The International Criminal Court lacks jurisdiction over Israel and should not consider it equivalent with Hamas in any way, the White House and the State Department both said Monday.
ICC chief prosecutor Karim Khan has accused Israeli Prime Minister Benjamin Netanyahu and Defense Minister Yoav Gallant – as well as Hamas leaders Yahya Sinwar, Mohammed Diab Ibrahim al-Masri, and Ismail Haniyeh – of “war crimes and crimes against humanity” in Gaza and Israel.
“The ICC prosecutor’s application for arrest warrants against Israeli leaders is outrageous,” US President Joe Biden said in a written statement. “And let me be clear: whatever this prosecutor might imply, there is no equivalence – none – between Israel and Hamas. We will always stand with Israel against threats to its security.”
Secretary of State Antony Blinken also responded to the ICC announcement, saying that the US “fundamentally rejects” its “shameful” attempt to equate Israel with Hamas, which he called a “brutal terrorist organization that carried out the worst massacre of Jews since the Holocaust.”

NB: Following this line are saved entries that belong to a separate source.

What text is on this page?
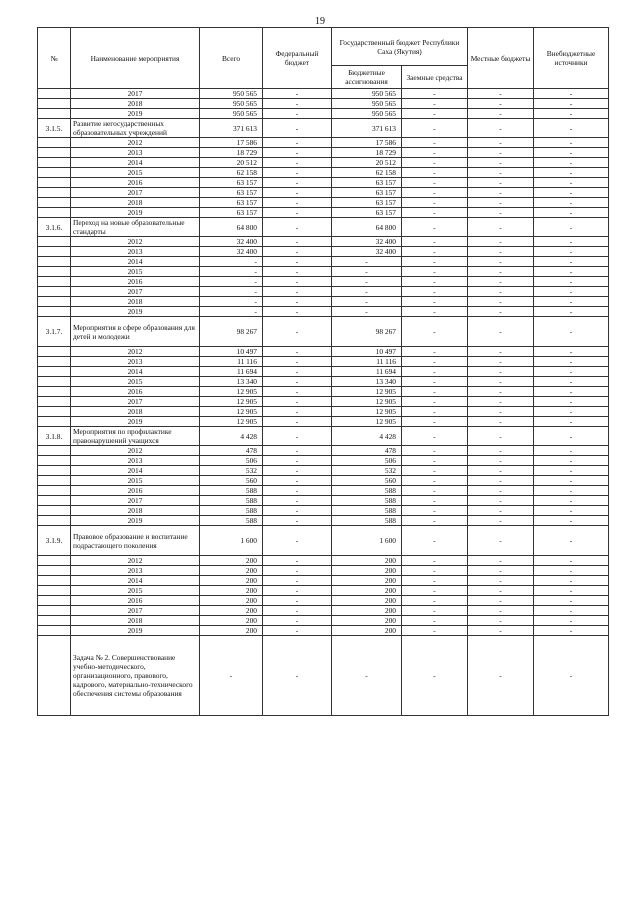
19
№	Наименование мероприятия	Всего	Федеральный бюджет	Государственный бюджет Республики Саха (Якутия)		Местные бюджеты	Внебюджетные источники
				Бюджетные ассигнования	Заемные средства		
	2017	950 565	-	950 565	-	-	-
	2018	950 565	-	950 565	-	-	-
	2019	950 565	-	950 565	-	-	-
3.1.5.	Развитие негосударственных образовательных учреждений	371 613	-	371 613	-	-	-
	2012	17 586	-	17 586	-	-	-
	2013	18 729	-	18 729	-	-	-
	2014	20 512	-	20 512	-	-	-
	2015	62 158	-	62 158	-	-	-
	2016	63 157	-	63 157	-	-	-
	2017	63 157	-	63 157	-	-	-
	2018	63 157	-	63 157	-	-	-
	2019	63 157	-	63 157	-	-	-
3.1.6.	Переход на новые образовательные стандарты	64 800	-	64 800	-	-	-
	2012	32 400	-	32 400	-	-	-
	2013	32 400	-	32 400	-	-	-
	2014	-	-	-	-	-	-
	2015	-	-	-	-	-	-
	2016	-	-	-	-	-	-
	2017	-	-	-	-	-	-
	2018	-	-	-	-	-	-
	2019	-	-	-	-	-	-
3.1.7.	Мероприятия в сфере образования для детей и молодежи	98 267	-	98 267	-	-	-
	2012	10 497	-	10 497	-	-	-
	2013	11 116	-	11 116	-	-	-
	2014	11 694	-	11 694	-	-	-
	2015	13 340	-	13 340	-	-	-
	2016	12 905	-	12 905	-	-	-
	2017	12 905	-	12 905	-	-	-
	2018	12 905	-	12 905	-	-	-
	2019	12 905	-	12 905	-	-	-
3.1.8.	Мероприятия по профилактике правонарушений учащихся	4 428	-	4 428	-	-	-
	2012	478	-	478	-	-	-
	2013	506	-	506	-	-	-
	2014	532	-	532	-	-	-
	2015	560	-	560	-	-	-
	2016	588	-	588	-	-	-
	2017	588	-	588	-	-	-
	2018	588	-	588	-	-	-
	2019	588	-	588	-	-	-
3.1.9.	Правовое образование и воспитание подрастающего поколения	1 600	-	1 600	-	-	-
	2012	200	-	200	-	-	-
	2013	200	-	200	-	-	-
	2014	200	-	200	-	-	-
	2015	200	-	200	-	-	-
	2016	200	-	200	-	-	-
	2017	200	-	200	-	-	-
	2018	200	-	200	-	-	-
	2019	200	-	200	-	-	-
	Задача № 2. Совершенствование учебно-методического, организационного, правового, кадрового, материально-технического обеспечения системы образования	-	-	-	-	-	-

The ICC “has no jurisdiction over this matter,” Blinken insisted, noting that the court has previously deferred to national judiciaries, and questioned “the legitimacy and credibility of this investigation.”
The announcement doesn’t help, and could hurt, the efforts to reach a ceasefire, secure the release of hostages, and provide more humanitarian aid to the Palestinians in Gaza, Blinken added.
Netanyahu has denounced Khan’s request as a “political outrage” that will not stop Israel from waging war against Hamas. An unnamed official from his cabinet described the ICC prosecutor’s move earlier on Monday as a “baseless blood libel against Israel” and “lawfare efforts against the lone Jewish state and the only democracy in the Middle East.”
Mentioning Netanyahu and Gallant “alongside the vile Nazi-like monsters of Hamas [is] a historical disgrace that will be remembered forever,” said Foreign Minister Israel Katz, while Justice Minister Yariv Levin slammed the move as “one of the greatest moral disgraces in human history,” and suggested that the “attempt to deny the State of Israel the right to self-defense” was an expression of “modern anti-Semitism and hatred of Jews wherever they are.”
The ICC “equates the victim with the executioner” and could encourage Israel to continue its “war of extermination” in Gaza, Senior Hamas official Sami Abu Zuhri has told Reuters.
Washington has a law allowing “any means necessary” to defend American troops and allies from ICC warrants, a dozen US Senators wrote to the ICC earlier this month, implying that Khan and others might find themselves targeted by the “Hague invasion act.”